2B.1 Quantifying contributions of land carbon fluxes variability and atmospheric transport variability to atmospheric CO2 variability

Monday, 7 January 2019: 10:30 AM
North 126A (Phoenix Convention Center - West and North Buildings)
Eunjee Lee, USRA/NASA Goddard, Greenbelt, MD; and R. D. Koster, L. Ott, F. W. Zeng, S. Mahanama, T. Oda, B. Poulter, and B. Weir

Much of the uncertainty in predicting variations in greenhouse gases originates in the complex dynamics of the land ecosystem and the atmosphere. To reduce the uncertainties, it is useful to decouple the contributions of land carbon fluxes and atmospheric transport to atmospheric carbon variability. Here we isolate these contributions using a version of the NASA GEOS model that couples carbon, energy and water cycles between the land and the atmosphere.

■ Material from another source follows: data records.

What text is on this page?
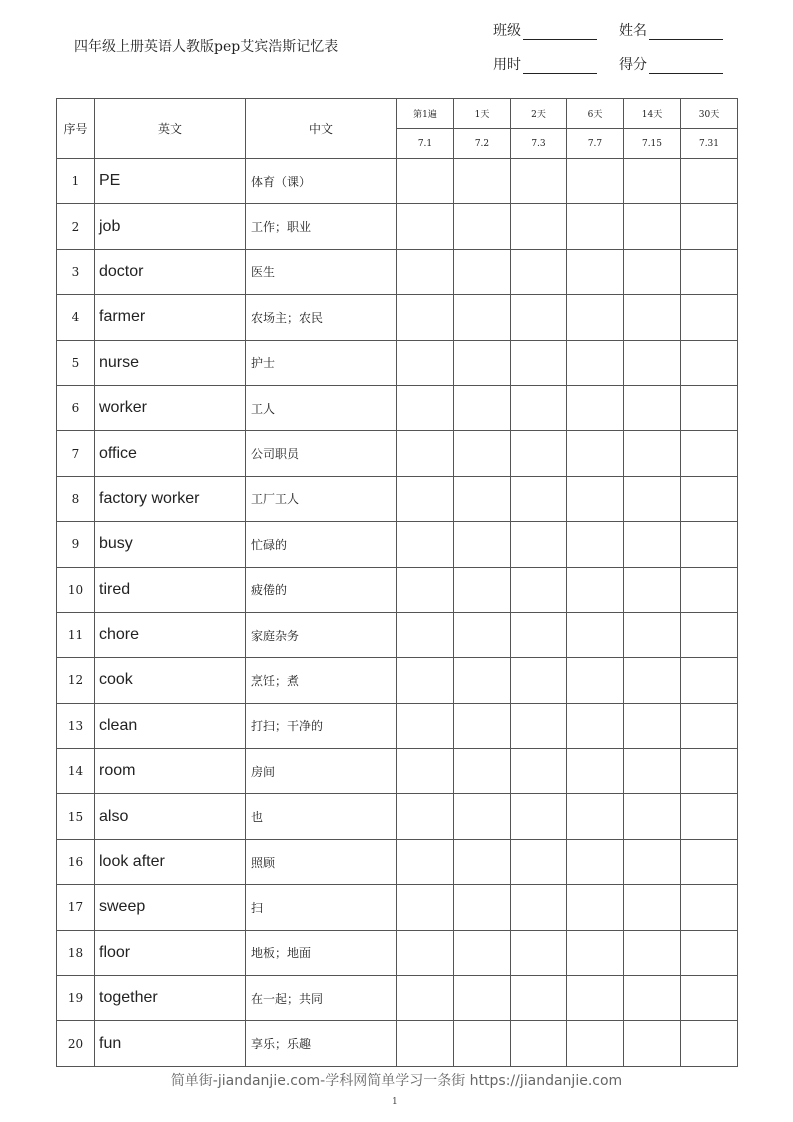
四年级上册英语人教版pep艾宾浩斯记忆表
班级	姓名
用时	得分
序号	英文	中文	第1遍	1天	2天	6天	14天	30天
			7.1	7.2	7.3	7.7	7.15	7.31
1	PE	体育（课）						
2	job	工作；职业						
3	doctor	医生						
4	farmer	农场主；农民						
5	nurse	护士						
6	worker	工人						
7	office	公司职员						
8	factory worker	工厂工人						
9	busy	忙碌的						
10	tired	疲倦的						
11	chore	家庭杂务						
12	cook	烹饪；煮						
13	clean	打扫；干净的						
14	room	房间						
15	also	也						
16	look after	照顾						
17	sweep	扫						
18	floor	地板；地面						
19	together	在一起；共同						
20	fun	享乐；乐趣						
简单街-jiandanjie.com-学科网简单学习一条街 https://jiandanjie.com
1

Our current study is a follow-on to a preliminary analysis that suggested that an extreme event (e.g., imposed drought) in a free running AGCM simulation affects atmospheric CO2 more through its impact on atmospheric transport than through a modification of land carbon fluxes. In order to more carefully isolate the effects of the land carbon variability and atmospheric transport variability on atmospheric CO2 variability, we conducted two coupled-AGCM simulations in replay mode, a mode that forces the model's evolution of weather to match that of the MERRA-2 reanalysis. In the control simulation, the land carbon fluxes and the atmospheric CO2 concentrations, as well as the meteorology, are simulated over 2001-2015. We compute the climatological seasonal cycles of net land carbon production from this control simulation and then prescribe, in a second simulation, these climatological carbon fluxes to the atmosphere in the same replay mode. By comparing the atmospheric CO2 variability produced in the two simulations, we fully isolate the part of this variability associated with land surface fluxes. Relative contributions of land flux variability and atmospheric transport variability to CO2 variability are quantified both on a regional basis and as a function of height into the atmosphere to support interpretation of both ground-based and satellite observations.